The influence of photodynamic therapy on the immune response
Photodiagnosis and Photodynamic Therapy, 2005
Photodynamic therapy (PDT) is a clinically approved therapeutic modality used for the management of several types of tumors as well as non-malignant diseases. Most of the effects of this treatment regimen result from direct action of singlet oxygen and reactive oxygen species. However, accumulating evidence indicates that antitumor effects are also mediated by indirect stimulation of inflammatory and immune responses. These responses include rapid local infiltration of tumors by neutrophils and macrophages accompanied by systemic release of inflammatory mediators.
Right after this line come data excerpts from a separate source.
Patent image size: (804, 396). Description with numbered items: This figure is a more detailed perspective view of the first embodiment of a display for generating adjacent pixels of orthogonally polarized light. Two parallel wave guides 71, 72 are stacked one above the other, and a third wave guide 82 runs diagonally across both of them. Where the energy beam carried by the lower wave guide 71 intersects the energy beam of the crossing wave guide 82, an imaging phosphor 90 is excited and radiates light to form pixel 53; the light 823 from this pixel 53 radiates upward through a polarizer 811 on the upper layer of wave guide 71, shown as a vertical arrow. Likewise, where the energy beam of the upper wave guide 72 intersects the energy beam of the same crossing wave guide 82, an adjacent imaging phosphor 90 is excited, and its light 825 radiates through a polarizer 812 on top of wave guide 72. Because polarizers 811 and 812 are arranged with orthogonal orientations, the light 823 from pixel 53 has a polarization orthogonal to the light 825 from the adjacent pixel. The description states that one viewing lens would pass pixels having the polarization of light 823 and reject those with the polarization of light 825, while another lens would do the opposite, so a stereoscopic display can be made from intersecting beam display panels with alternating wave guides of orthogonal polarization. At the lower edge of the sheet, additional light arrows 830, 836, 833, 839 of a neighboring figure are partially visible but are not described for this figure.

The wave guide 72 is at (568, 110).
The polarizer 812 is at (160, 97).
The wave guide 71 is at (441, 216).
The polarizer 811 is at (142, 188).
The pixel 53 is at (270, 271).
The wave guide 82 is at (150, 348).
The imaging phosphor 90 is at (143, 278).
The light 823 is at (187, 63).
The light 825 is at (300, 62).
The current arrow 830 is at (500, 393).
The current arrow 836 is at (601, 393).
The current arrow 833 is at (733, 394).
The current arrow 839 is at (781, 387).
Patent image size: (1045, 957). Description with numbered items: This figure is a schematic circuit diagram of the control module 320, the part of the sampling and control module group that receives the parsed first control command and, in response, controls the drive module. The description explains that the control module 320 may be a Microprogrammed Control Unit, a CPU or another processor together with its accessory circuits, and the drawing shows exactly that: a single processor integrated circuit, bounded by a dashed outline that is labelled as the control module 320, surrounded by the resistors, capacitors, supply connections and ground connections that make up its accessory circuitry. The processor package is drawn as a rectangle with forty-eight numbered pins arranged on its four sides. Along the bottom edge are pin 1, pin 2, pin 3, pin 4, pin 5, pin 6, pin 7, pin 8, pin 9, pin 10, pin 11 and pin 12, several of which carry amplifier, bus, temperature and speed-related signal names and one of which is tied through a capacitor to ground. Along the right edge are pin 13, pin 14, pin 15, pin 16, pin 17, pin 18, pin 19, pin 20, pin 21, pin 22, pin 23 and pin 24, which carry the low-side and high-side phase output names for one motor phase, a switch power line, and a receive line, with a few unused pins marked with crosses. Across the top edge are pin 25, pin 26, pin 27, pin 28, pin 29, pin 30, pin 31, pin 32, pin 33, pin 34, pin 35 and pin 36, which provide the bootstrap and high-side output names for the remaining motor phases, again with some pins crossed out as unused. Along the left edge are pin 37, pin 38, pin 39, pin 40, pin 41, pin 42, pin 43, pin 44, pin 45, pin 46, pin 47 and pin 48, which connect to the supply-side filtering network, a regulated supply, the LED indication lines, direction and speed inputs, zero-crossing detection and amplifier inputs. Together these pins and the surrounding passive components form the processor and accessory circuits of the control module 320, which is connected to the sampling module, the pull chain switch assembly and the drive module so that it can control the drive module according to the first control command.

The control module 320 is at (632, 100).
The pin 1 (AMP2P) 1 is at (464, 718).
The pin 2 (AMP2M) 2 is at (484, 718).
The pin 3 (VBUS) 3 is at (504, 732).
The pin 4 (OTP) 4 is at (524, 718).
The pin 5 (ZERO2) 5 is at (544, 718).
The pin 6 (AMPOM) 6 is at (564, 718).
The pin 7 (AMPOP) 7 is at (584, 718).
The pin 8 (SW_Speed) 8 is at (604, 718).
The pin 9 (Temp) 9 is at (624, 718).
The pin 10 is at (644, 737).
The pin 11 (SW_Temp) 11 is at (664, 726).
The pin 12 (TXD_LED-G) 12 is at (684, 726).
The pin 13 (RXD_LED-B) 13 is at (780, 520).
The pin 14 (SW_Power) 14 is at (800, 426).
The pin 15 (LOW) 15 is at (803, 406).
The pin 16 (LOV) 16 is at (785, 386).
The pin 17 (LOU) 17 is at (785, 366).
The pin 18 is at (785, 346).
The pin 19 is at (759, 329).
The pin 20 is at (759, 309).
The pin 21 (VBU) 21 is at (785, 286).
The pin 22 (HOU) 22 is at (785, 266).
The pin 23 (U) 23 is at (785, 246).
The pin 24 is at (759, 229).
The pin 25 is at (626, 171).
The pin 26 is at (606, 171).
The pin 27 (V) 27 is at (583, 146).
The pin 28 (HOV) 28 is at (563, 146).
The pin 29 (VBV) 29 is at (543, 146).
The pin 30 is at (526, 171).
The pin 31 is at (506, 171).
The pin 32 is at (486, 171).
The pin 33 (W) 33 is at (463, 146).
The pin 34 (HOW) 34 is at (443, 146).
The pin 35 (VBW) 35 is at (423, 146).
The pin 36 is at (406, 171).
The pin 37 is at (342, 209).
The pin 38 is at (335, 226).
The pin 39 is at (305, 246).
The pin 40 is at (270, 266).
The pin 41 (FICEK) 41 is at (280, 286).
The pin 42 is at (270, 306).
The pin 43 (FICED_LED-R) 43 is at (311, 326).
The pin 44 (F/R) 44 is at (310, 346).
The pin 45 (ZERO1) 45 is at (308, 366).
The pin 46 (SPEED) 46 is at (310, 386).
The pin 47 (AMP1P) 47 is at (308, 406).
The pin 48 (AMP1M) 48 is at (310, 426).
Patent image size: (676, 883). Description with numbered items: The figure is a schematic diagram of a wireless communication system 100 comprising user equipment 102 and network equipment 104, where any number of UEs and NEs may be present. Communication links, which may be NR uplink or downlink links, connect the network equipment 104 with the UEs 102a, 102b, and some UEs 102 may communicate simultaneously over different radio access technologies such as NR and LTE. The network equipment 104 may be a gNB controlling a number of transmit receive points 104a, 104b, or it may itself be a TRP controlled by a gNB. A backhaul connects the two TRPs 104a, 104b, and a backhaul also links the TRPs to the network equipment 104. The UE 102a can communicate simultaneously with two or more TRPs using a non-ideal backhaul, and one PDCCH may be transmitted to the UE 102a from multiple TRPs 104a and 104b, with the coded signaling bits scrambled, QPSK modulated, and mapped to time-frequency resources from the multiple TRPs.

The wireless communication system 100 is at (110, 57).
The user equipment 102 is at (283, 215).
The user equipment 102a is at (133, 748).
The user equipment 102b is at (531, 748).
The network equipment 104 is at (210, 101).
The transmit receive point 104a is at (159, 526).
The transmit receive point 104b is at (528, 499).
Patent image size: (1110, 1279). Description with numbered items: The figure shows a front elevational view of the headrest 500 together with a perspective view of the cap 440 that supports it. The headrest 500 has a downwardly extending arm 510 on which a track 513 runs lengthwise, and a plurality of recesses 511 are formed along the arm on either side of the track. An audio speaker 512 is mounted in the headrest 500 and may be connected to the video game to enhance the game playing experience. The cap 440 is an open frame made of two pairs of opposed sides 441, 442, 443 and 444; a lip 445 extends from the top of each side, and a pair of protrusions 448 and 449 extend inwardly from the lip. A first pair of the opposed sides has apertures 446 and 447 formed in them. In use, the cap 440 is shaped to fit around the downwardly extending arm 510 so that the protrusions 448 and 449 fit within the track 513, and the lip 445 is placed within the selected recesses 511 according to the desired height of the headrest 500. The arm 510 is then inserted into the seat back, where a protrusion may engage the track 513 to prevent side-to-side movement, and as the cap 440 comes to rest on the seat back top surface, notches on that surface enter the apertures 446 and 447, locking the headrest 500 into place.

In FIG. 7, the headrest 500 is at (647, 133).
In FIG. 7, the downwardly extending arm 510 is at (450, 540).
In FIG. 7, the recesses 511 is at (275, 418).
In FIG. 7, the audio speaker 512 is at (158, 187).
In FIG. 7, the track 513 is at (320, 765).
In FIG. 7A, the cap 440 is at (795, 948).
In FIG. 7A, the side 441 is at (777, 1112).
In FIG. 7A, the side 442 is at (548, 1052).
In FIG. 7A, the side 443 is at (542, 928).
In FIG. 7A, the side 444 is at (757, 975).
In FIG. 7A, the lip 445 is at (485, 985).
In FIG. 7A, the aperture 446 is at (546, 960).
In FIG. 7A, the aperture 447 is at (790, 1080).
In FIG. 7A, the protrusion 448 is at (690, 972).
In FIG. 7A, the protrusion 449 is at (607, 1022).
This early response can initiate and translate into a more precise immune reaction that involves activation of specific T lymphocytes that seem to be necessary for the ultimate control of residual tumor cells. Although still incompletely understood, PDT can not only activate but also suppress the immune response depending on several variables. This review summarizes the influence of PDT on the immune response and discusses its importance in the management of human diseases.